Grandma's Fruitcake slices best when chilled. We recommend that you refrigerate your cake overnight or freeze it for a few hours before slicing with a Non Serrated Knife. Our fruitcakes have a 9 month shelf life.

Why do fruit cakes have a long shelf life? ›

The trifecta of sugar, low moisture ingredients and some high-proof spirits make fruitcakes some of the longest-lasting foods in the world.

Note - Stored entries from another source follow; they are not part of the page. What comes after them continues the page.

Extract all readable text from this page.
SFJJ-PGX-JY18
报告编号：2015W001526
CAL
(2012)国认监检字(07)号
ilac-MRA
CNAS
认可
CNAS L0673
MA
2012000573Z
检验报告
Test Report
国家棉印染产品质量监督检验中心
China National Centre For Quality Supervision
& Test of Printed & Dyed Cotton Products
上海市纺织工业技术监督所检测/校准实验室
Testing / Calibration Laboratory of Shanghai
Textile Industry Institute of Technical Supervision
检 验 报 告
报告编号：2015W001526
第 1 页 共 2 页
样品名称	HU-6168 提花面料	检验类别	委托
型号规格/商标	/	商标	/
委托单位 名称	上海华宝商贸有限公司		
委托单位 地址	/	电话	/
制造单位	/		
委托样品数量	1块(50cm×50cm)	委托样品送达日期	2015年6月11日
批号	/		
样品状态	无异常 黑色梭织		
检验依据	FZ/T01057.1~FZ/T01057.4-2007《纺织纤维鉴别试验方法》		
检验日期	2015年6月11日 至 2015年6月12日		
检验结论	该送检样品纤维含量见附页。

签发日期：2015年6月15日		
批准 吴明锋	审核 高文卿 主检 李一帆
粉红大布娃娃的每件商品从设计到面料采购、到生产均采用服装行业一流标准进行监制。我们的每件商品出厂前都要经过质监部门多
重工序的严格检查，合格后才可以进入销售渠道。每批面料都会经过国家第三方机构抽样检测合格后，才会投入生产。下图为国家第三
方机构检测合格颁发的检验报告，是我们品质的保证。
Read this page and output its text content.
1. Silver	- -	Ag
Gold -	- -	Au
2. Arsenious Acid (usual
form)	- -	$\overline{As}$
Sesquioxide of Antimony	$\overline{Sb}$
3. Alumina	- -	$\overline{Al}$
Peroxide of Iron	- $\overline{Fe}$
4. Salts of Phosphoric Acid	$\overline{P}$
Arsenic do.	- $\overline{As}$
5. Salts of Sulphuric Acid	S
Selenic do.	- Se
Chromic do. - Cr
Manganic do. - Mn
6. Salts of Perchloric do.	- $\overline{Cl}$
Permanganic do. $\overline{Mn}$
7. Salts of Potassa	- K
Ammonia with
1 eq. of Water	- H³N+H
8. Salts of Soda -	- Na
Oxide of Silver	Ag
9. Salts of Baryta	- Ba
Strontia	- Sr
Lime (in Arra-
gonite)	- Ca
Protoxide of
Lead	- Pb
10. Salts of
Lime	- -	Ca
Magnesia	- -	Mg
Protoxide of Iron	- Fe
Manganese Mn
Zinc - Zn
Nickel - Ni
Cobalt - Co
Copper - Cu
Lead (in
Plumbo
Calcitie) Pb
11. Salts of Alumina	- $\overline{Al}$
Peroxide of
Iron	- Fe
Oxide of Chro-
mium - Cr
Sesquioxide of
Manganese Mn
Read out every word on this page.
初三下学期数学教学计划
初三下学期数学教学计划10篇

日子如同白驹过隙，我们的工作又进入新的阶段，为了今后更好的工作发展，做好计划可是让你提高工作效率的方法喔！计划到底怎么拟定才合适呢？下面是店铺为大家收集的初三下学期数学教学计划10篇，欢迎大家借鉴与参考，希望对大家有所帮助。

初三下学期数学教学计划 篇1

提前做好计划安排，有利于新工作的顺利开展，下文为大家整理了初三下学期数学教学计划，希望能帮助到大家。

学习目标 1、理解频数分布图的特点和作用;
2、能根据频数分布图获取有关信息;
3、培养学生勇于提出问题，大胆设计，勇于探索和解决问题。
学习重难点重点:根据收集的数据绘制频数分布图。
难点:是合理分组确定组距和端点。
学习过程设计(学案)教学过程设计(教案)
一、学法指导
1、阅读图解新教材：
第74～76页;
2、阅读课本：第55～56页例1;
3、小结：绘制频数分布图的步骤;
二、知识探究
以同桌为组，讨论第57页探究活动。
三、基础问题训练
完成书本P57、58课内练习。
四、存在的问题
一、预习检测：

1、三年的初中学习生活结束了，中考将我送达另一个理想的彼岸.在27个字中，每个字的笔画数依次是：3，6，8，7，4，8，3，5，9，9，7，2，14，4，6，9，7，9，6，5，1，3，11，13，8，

How long does a cake with fruit last? ›

Cake with Buttercream, Whipped Cream or Custard (like Moist Chocolate Cake with Fluffy Chocolate Frosting): 4 days, since dairy spoils quicker. Fruit-filled Cake (like Lemon Curd Cake) 3-5 days, depending on the acidity and moisture content of the fruit filling or topping.

References

Top Articles
Applebee's Northridge
Stream It Or Skip It: ‘The Secret of Skinwalker Ranch’ Season 3 on Netflix, where those who want to believe in aliens, conspiracy theories, and alien conspiracy theories continue to do so 
9.4: Resonance Lewis Structures
Bank Of America Financial Center Irvington Photos
55Th And Kedzie Elite Staffing
Lakers Game Summary
122242843 Routing Number BANK OF THE WEST CA - Wise
Jennette Mccurdy And Joe Tmz Photos
Crazybowie_15 tit*
Imbigswoo
Cranberry sauce, canned, sweetened, 1 slice (1/2" thick, approx 8 slices per can) - Health Encyclopedia
Items/Tm/Hm cheats for Pokemon FireRed on GBA
How to watch free movies online
Keurig Refillable Pods Walmart
General Info for Parents
OSRS Dryness Calculator - GEGCalculators
U/Apprenhensive_You8924
Vanessa West Tripod Jeffrey Dahmer
The Largest Banks - ​​How to Transfer Money With Only Card Number and CVV (2024)
All Obituaries | Buie's Funeral Home | Raeford NC funeral home and cremation
Welcome to GradeBook
Faurot Field Virtual Seating Chart
Azpeople View Paycheck/W2
Hobby Stores Near Me Now
Weldmotor Vehicle.com
Lexus Credit Card Login
Darrell Waltrip Off Road Center
10 Best Places to Go and Things to Know for a Trip to the Hickory M...
3 Ways to Drive Employee Engagement with Recognition Programs | UKG
Biografie - Geertjan Lassche
Taylored Services Hardeeville Sc
Pioneer Library Overdrive
Ts Modesto
Mchoul Funeral Home Of Fishkill Inc. Services
Solo Player Level 2K23
Does Royal Honey Work For Erectile Dysfunction - SCOBES-AR
Google Flights To Orlando
Grays Anatomy Wiki
Bozjan Platinum Coins
Babylon 2022 Showtimes Near Cinemark Downey And Xd
Oxford Alabama Craigslist
Td Ameritrade Learning Center
Empires And Puzzles Dark Chest
Mbfs Com Login
Best Haircut Shop Near Me
Breaking down the Stafford trade
Vagicaine Walgreens
Greg Steube Height
Mega Millions Lottery - Winning Numbers & Results
Actress Zazie Crossword Clue
Msatlantathickdream
Att Corporate Store Location
Latest Posts
Article information

Author: Reed Wilderman

Last Updated:

Views: 6006

Rating: 4.1 / 5 (52 voted)

Reviews: 91% of readers found this page helpful

Author information

Name: Reed Wilderman

Birthday: 1992-06-14

Address: 998 Estell Village, Lake Oscarberg, SD 48713-6877

Phone: +21813267449721

Job: Technology Engineer

Hobby: Swimming, Do it yourself, Beekeeping, Lapidary, Cosplaying, Hiking, Graffiti

Introduction: My name is Reed Wilderman, I am a faithful, bright, lucky, adventurous, lively, rich, vast person who loves writing and wants to share my knowledge and understanding with you.